Writing in this week’s TES Scotland, Sandy Wilson, who was head of education and lifelong learning in Clackmannanshire, accuses HMIE of a “cavalier” approach in using different bases for its statistical analysis of the education services in Clackmannanshire and East Ayrshire.

Mr Wilson said that this was “at the very least careless or incompetent”.

He added: “The outcome is certainly less than impressive and is one which undermines any residual confidence I had in HMIE’s capacity to understand, far less report objectively on, the performance of education authorities.”

Mr Wilson says he is not trying to disparage East Ayrshire’s performance or elevate that of his former authority.
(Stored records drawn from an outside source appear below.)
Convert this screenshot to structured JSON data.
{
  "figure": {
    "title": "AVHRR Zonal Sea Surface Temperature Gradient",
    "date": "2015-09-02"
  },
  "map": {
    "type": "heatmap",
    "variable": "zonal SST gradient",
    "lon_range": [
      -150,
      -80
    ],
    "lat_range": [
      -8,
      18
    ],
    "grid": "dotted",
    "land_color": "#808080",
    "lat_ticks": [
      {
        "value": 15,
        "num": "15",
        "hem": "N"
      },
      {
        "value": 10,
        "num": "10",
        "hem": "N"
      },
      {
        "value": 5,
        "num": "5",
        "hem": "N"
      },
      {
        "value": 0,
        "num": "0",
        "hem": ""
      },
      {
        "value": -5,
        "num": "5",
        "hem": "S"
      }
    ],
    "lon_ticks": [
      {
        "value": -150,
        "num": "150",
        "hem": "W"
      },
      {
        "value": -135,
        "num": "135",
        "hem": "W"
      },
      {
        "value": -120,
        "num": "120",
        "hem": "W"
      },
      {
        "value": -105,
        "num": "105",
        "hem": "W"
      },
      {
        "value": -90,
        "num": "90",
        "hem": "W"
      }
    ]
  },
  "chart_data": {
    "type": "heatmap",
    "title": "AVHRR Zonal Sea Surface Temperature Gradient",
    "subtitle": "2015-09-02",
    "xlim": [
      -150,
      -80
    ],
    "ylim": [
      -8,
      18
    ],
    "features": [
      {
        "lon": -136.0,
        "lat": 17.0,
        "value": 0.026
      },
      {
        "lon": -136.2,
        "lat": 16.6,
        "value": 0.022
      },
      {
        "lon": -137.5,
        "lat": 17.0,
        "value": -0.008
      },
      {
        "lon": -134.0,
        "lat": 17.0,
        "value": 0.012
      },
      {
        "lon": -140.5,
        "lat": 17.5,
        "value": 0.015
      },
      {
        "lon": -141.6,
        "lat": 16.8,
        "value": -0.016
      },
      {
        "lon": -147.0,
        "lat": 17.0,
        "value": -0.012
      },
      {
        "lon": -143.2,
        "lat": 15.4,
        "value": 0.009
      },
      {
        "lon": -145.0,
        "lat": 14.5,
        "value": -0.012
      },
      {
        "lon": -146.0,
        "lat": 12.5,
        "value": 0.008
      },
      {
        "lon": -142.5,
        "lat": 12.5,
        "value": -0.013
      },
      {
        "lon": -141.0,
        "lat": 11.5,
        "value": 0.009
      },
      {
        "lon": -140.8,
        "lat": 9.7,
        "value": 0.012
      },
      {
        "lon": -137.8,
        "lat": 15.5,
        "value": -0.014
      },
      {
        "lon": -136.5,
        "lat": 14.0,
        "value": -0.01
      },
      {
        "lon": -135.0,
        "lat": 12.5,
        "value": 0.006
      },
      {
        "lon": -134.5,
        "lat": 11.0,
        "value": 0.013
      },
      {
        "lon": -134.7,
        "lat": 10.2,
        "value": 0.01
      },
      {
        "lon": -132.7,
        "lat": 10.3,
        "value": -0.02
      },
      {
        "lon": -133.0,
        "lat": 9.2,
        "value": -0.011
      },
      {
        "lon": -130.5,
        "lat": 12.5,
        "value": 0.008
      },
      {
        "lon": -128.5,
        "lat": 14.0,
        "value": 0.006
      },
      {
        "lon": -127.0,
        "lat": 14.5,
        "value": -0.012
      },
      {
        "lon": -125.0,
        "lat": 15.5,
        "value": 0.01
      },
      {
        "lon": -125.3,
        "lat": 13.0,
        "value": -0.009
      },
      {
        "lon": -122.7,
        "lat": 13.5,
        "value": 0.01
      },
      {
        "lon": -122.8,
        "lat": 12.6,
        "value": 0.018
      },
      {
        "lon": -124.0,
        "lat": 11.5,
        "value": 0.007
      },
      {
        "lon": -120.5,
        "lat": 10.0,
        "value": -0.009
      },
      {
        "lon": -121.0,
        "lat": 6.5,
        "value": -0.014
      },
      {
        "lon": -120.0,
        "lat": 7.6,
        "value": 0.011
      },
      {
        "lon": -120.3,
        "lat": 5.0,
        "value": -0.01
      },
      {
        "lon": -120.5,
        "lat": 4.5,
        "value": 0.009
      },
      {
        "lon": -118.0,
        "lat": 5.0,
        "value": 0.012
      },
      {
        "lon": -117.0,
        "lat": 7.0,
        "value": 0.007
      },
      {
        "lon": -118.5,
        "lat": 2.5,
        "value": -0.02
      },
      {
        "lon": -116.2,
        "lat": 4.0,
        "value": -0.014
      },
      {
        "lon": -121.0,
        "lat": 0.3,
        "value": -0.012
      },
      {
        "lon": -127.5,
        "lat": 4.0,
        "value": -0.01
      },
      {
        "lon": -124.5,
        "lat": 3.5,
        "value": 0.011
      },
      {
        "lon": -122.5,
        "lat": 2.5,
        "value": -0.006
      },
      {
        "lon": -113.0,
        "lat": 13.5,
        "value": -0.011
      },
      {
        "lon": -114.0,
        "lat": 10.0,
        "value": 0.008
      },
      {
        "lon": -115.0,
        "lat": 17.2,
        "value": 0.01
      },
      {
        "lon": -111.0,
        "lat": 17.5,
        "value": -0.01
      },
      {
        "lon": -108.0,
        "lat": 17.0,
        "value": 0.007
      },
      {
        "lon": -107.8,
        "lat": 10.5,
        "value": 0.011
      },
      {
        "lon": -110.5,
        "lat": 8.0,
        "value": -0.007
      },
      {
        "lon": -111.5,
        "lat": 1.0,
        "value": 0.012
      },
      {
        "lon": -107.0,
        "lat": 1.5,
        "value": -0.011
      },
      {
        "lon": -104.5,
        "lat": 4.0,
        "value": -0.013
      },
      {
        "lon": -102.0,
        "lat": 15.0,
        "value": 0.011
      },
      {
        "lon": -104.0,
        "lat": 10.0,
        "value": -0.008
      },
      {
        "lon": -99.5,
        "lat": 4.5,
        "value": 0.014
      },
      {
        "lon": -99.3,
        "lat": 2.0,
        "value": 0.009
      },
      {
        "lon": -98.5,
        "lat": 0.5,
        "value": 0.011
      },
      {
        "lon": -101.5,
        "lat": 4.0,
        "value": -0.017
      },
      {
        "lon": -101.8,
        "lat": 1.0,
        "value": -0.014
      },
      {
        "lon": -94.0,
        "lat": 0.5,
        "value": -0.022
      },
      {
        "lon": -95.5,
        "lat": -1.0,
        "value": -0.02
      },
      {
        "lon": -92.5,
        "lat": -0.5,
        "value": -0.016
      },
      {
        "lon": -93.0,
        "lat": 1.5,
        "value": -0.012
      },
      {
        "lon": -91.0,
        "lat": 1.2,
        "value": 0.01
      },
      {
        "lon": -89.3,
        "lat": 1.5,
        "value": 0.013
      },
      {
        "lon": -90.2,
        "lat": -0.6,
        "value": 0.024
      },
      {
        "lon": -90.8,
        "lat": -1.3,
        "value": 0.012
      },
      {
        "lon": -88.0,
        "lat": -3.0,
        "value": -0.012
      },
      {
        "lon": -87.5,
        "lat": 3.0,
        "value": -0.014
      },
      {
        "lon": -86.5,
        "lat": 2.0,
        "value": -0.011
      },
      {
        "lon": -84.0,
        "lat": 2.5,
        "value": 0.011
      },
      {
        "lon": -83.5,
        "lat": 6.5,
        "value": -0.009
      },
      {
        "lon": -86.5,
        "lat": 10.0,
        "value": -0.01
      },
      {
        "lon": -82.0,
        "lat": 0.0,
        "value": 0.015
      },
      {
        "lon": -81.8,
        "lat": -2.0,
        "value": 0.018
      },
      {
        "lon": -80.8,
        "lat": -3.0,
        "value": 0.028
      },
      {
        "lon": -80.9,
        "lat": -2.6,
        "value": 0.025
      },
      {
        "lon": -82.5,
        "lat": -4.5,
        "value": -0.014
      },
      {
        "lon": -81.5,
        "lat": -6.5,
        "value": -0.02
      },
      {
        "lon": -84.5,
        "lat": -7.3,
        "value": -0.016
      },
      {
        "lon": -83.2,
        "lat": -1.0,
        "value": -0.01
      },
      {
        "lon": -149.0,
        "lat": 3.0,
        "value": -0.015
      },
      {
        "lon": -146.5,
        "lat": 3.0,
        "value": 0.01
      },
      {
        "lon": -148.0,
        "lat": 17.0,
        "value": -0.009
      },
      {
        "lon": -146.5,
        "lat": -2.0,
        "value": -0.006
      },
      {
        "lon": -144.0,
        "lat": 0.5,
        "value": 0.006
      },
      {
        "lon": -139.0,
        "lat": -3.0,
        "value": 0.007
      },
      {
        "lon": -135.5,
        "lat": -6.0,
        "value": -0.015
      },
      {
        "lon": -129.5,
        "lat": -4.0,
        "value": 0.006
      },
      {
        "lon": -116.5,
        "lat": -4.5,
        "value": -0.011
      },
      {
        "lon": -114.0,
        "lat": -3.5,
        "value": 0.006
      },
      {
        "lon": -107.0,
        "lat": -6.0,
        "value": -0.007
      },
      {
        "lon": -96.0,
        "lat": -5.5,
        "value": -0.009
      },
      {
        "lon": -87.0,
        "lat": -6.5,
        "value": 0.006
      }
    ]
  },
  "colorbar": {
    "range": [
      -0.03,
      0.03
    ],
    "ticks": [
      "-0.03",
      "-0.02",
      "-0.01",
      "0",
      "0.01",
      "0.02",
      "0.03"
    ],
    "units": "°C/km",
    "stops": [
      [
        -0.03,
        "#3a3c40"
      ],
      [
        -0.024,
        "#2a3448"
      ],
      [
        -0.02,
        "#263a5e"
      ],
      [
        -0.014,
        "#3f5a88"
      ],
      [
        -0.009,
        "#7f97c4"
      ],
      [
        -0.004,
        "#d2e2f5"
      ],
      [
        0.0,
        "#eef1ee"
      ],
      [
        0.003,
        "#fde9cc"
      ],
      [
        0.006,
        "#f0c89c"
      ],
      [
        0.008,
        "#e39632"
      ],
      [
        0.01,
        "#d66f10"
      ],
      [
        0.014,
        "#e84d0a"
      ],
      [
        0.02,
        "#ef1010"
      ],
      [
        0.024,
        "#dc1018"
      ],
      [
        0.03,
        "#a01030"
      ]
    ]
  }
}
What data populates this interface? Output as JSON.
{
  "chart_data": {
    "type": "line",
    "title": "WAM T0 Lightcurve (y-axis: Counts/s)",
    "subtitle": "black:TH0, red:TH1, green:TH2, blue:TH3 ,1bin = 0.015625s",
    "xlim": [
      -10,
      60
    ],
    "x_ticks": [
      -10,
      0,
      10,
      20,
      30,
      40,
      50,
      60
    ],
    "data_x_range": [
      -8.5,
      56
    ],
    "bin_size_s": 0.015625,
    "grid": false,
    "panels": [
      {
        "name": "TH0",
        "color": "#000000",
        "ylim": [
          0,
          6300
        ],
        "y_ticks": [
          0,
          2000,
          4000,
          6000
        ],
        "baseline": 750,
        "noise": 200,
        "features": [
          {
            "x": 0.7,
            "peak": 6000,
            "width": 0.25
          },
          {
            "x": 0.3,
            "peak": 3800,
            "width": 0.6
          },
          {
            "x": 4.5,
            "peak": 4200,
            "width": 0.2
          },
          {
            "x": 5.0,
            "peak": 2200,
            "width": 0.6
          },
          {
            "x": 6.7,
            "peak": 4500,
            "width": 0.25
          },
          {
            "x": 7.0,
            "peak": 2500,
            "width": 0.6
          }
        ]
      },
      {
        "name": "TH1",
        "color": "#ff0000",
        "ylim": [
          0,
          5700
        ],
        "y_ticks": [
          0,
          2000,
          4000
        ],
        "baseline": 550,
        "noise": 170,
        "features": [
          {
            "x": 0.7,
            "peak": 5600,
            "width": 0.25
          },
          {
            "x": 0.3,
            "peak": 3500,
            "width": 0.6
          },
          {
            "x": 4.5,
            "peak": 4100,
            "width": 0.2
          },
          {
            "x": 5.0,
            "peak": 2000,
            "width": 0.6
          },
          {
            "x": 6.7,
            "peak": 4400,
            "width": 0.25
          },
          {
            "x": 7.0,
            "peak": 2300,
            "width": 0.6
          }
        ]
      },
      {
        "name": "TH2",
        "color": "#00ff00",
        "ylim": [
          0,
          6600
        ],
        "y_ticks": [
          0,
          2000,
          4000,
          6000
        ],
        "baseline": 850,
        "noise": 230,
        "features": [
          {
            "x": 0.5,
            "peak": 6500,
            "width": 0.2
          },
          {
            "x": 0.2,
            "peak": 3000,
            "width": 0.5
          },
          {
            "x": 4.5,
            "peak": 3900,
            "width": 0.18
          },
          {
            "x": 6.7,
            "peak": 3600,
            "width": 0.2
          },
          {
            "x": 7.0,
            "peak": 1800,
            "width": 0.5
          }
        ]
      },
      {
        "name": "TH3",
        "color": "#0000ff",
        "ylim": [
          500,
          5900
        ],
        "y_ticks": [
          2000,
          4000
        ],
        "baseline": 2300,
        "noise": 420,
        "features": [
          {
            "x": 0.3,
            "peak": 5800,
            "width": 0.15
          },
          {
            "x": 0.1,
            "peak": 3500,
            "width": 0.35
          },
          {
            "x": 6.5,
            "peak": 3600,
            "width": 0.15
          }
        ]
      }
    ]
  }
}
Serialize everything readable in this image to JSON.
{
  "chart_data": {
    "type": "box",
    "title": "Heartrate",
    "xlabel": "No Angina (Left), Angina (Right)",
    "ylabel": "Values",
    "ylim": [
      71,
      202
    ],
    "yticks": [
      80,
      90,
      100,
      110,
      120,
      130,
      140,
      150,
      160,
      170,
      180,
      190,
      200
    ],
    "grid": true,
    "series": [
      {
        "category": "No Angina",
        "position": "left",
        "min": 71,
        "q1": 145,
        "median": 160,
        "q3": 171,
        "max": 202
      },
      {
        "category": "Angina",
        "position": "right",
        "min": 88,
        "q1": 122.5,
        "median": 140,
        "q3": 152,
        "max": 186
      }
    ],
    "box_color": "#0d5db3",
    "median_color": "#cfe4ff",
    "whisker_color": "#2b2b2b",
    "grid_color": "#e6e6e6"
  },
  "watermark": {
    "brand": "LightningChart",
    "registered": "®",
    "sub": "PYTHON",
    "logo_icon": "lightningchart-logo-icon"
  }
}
HMIE’s analysis was that the impact of Clackmannanshire on learners and its record of continuous improvement and performance was good and adequate; East Ayrshire scored very good and good.

The reports on the two councils were part of the second cycle of education authority inspections known as INEA (inspection of education authorities).

A spokesperson for HMIE said the exercises in Clackmannanshire and East Ayrshire took the form of extended pilot inspections which were specifically designed to trial some of the methodologies for the new inspections. “This meant that different approaches were trialled in each of the inspections, and these variations were exactly what the pilot was for,”

the spokesperson said. She added: “Neither of the pilot inspection reports will be used for comparison for the next cycle of inspections and they were not published in the usual way. The nature and scope of the published report was also part of the trials and was intended to be different in each of the two pilot areas.”